Chapter 32 Digital Mapping of Soil Attributes for Regional and Catchment Modelling, using Ancillary Covariates, Statistical and Geostatistical Techniques

Abstract

The application of statistical techniques to spatially predicting soil attributes from ancillary variables evolved from Jenny's factors of soil formation, termed “Climate, Organisms, Relief, Parent material and Time” or “ corpt ”. The corpt approach was recently extended to include other soil attributes ( s as surrogates) and space ( n ), and thus it is termed scorpan with time factor t in corpt replaced as age ( a) . The main objectives of this chapter are to collate and integrate various land feature digital layers to the same resolution and coordinate system, and to develop spatial prediction models based on scorpan and scorpan -kriging methods, for predicting selected soil attributes. Existing analogue maps were first digitised and transformed into digital maps. These, along with other existing digital information, were reprojected in the same coordinate system, the Geocentric Datum of Australia (1994) and Map Grid of Australia (1994), namely GDA-94 and MGA-94. Further these digital map layers, along with Landsat bands and digital terrain attributes, were used to predict soil attributes and thus producing different soil attribute maps for a number of soil depths.
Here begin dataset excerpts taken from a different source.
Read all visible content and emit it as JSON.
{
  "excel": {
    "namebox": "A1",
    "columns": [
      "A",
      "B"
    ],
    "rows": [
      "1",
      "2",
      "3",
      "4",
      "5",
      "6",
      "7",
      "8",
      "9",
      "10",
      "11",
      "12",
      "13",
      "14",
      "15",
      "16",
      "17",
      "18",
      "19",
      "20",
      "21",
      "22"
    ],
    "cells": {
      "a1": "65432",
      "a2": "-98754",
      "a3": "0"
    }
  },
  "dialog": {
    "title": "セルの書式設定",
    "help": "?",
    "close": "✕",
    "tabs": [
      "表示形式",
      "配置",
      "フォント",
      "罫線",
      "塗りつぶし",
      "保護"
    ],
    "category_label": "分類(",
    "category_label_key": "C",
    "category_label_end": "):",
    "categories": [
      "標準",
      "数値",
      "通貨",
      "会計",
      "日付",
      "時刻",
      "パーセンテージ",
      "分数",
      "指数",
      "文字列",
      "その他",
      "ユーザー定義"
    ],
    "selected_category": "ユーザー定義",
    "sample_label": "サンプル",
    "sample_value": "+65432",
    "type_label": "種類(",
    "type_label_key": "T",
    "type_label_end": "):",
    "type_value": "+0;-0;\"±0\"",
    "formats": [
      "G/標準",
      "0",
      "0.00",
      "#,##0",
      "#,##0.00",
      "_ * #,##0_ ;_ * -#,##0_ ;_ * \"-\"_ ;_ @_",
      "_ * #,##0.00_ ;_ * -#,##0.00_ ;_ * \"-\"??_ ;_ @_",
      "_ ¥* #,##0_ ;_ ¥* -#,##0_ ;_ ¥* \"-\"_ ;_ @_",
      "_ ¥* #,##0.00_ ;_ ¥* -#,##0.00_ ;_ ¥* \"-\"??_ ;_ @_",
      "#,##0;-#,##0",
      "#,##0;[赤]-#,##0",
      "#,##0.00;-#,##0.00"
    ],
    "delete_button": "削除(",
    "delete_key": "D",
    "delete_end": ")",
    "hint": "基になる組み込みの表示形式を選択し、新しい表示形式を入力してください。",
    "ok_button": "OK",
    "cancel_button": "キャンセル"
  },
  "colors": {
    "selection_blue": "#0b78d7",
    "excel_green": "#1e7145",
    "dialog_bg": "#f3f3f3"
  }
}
The spatial prediction methods used were scorpan methods, such as multiple linear regressions (MLR) and scorpan -kriging (SK), which combines simple kriging with MLR. While MLR was good enough model to predict a number of soil attributes, SK was more appropriate for electrical conductivity for two layers: 0–10 and 70–80 cm layers and was equally good, if not slightly better than the scorpan technique of MLR. However, the results of scorpan- kriging exhibit more detailed variation across the extent of the study area compared with kriging or MLR. The application of generalised linear and generalised additive models did not improve the prediction accuracy. Two of the soil attributes – clay content and electrical conductivity – for both the topsoil (0–10-cm depth) and subsoil (70-80-cm depth) are illustrated here. Both soil attributes have significant influence on the hydrological processes shaping the landscape. Finally, the digital land feature maps, including those of soil and digital terrain attributes, are displayed as geographical information systems (GIS) layers, which could potentially be useful for various environmental and catchment modelling.